In a motion filed Thursday, lawyers in the lead case over the water crisis in Flint, Michigan, sought appointment of five lawyers and retired U.S. District Judge Layn Phillips “in contemplation of the possibility of reaching a settlement with some or all of the defendants.”
Lawyers leading the litigation over the water crisis in Flint, Michigan, have submitted a diverse group of attorneys to serve as settlement counsel, along with a retired judge to oversee the allocation process, should both sides reach a deal to resolve the legal claims.
In a Thursday motion, lead plaintiffs counsel floated the names of five attorneys to serve as settlement counsel for various subclasses of claimants, such as children with personal injuries and businesses with economic losses. They also suggested that retired U.S. District Judge Layn Phillips of the Western District of Oklahoma, who was a mediator in last month’s Equifax data breach settlement, serve as “neutral settlement facilitator.”

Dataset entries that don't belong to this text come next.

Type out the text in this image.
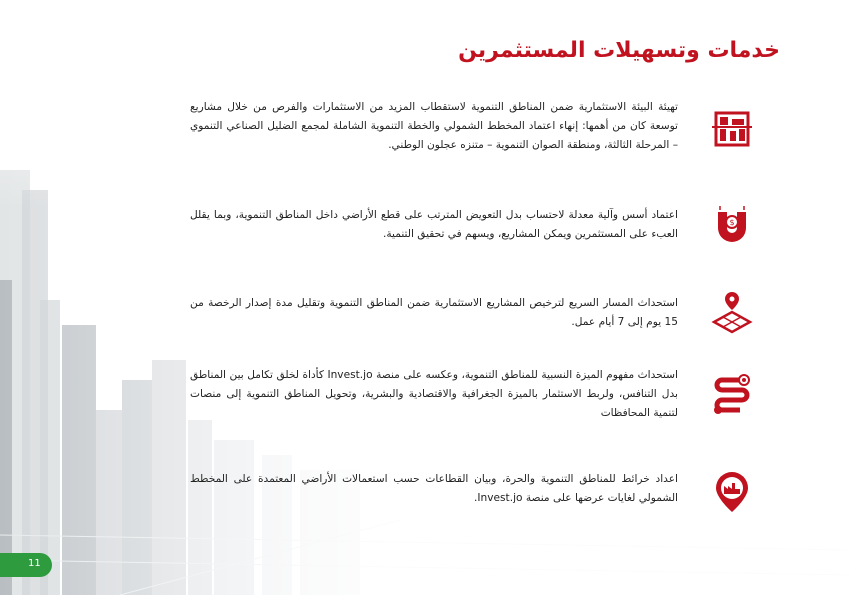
خدمات وتسهيلات المستثمرين

تهيئة البيئة الاستثمارية ضمن المناطق التنموية لاستقطاب المزيد من الاستثمارات والفرص من خلال مشاريع توسعة كان من أهمها: إنهاء اعتماد المخطط الشمولي والخطة التنموية الشاملة لمجمع الضليل الصناعي التنموي – المرحلة الثالثة، ومنطقة الصوان التنموية – متنزه عجلون الوطني.

اعتماد أسس وآلية معدلة لاحتساب بدل التعويض المترتب على قطع الأراضي داخل المناطق التنموية، وبما يقلل العبء على المستثمرين ويمكن المشاريع، ويسهم في تحقيق التنمية.

$

استحداث المسار السريع لترخيص المشاريع الاستثمارية ضمن المناطق التنموية وتقليل مدة إصدار الرخصة من 15 يوم إلى 7 أيام عمل.

استحداث مفهوم الميزة النسبية للمناطق التنموية، وعكسه على منصة Invest.jo كأداة لخلق تكامل بين المناطق بدل التنافس، ولربط الاستثمار بالميزة الجغرافية والاقتصادية والبشرية، وتحويل المناطق التنموية إلى منصات لتنمية المحافظات

اعداد خرائط للمناطق التنموية والحرة، وبيان القطاعات حسب استعمالات الأراضي المعتمدة على المخطط الشمولي لغايات عرضها على منصة Invest.jo.

11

In submitting the names, co-lead class counsel Ted Leopold and Michael Pitt said they were filing the motion “in contemplation of the possibility of reaching a settlement with some or all of the defendants.” They said having separate settlement counsel would ensure adequate representation of a disparate group of claimants and avoid the risk that a class action agreement would unravel. A neutral, such as Phillips, would ensure the allocation process was fair, they wrote.
“Here, class counsel propose subclass settlement counsel to serve solely for the limited purpose of negotiating settlement allocation and a distribution plan on behalf of their respective subclass members,” they wrote. At the same time, they wrote, they would continue to move the case forward toward trial.

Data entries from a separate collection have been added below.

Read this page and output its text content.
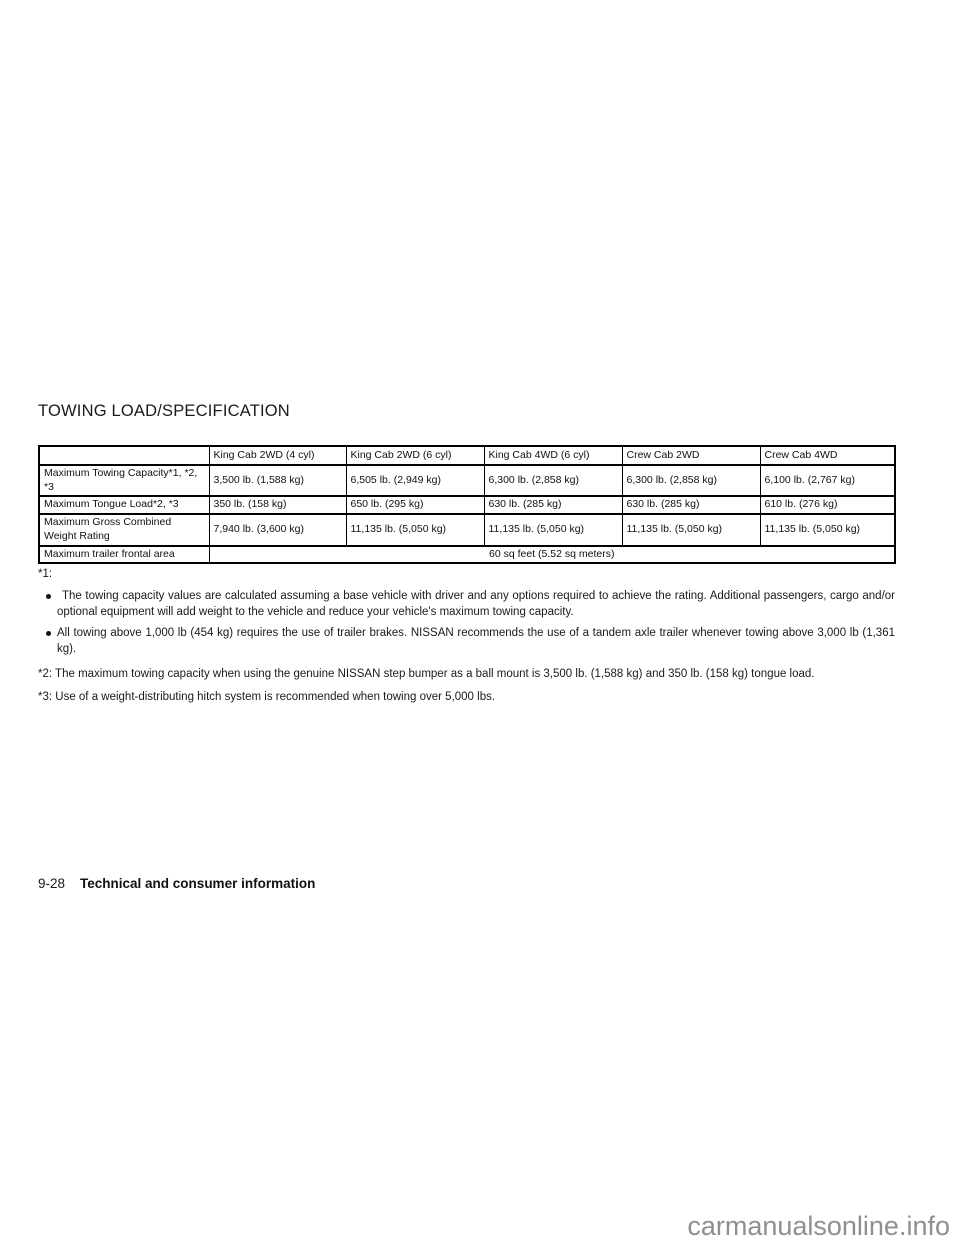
TOWING LOAD/SPECIFICATION
	King Cab 2WD (4 cyl)	King Cab 2WD (6 cyl)	King Cab 4WD (6 cyl)	Crew Cab 2WD	Crew Cab 4WD
Maximum Towing Capacity*1, *2, *3	3,500 lb. (1,588 kg)	6,505 lb. (2,949 kg)	6,300 lb. (2,858 kg)	6,300 lb. (2,858 kg)	6,100 lb. (2,767 kg)
Maximum Tongue Load*2, *3	350 lb. (158 kg)	650 lb. (295 kg)	630 lb. (285 kg)	630 lb. (285 kg)	610 lb. (276 kg)
Maximum Gross Combined Weight Rating	7,940 lb. (3,600 kg)	11,135 lb. (5,050 kg)	11,135 lb. (5,050 kg)	11,135 lb. (5,050 kg)	11,135 lb. (5,050 kg)
Maximum trailer frontal area	60 sq feet (5.52 sq meters)				

*1:

The towing capacity values are calculated assuming a base vehicle with driver and any options required to achieve the rating. Additional passengers, cargo and/or optional equipment will add weight to the vehicle and reduce your vehicle's maximum towing capacity.

All towing above 1,000 lb (454 kg) requires the use of trailer brakes. NISSAN recommends the use of a tandem axle trailer whenever towing above 3,000 lb (1,361 kg).

*2: The maximum towing capacity when using the genuine NISSAN step bumper as a ball mount is 3,500 lb. (1,588 kg) and 350 lb. (158 kg) tongue load.

*3: Use of a weight-distributing hitch system is recommended when towing over 5,000 lbs.

9-28 Technical and consumer information
carmanualsonline.info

In Thursday’s motion, Leopold and Pitt acknowledged the challenges in their case. “Many were hurt by the Flint water crisis and their desire for justice cannot be understated,” they wrote. “Yet, as the court is aware, the avenues for recovery in this matter present several challenges.”
Leopold, a partner at Cohen Milstein Sellers & Toll in Palm Beach Gardens, Florida, declined to comment about the motion. The five proposed settlement counsel did not respond to requests for comment. They are Reed Colfax, a partner at Relman, Dane & Colfax; Vincent Ward, a partner at FBD Law; Sarah London, a partner at Lieff Cabraser Heimann & Bernstein; Dennis Reich, a partner at Reich & Binstock; and Seth Lesser, founding partner of Klafter Olsen & Lesser.
The submission of settlement counsel is the latest chapter in a case filed in 2017 on behalf of Flint residents with health problems and businesses suffering diminished property values after government officials switched the source of their drinking water. It is one of several cases pending over the Flint water crisis.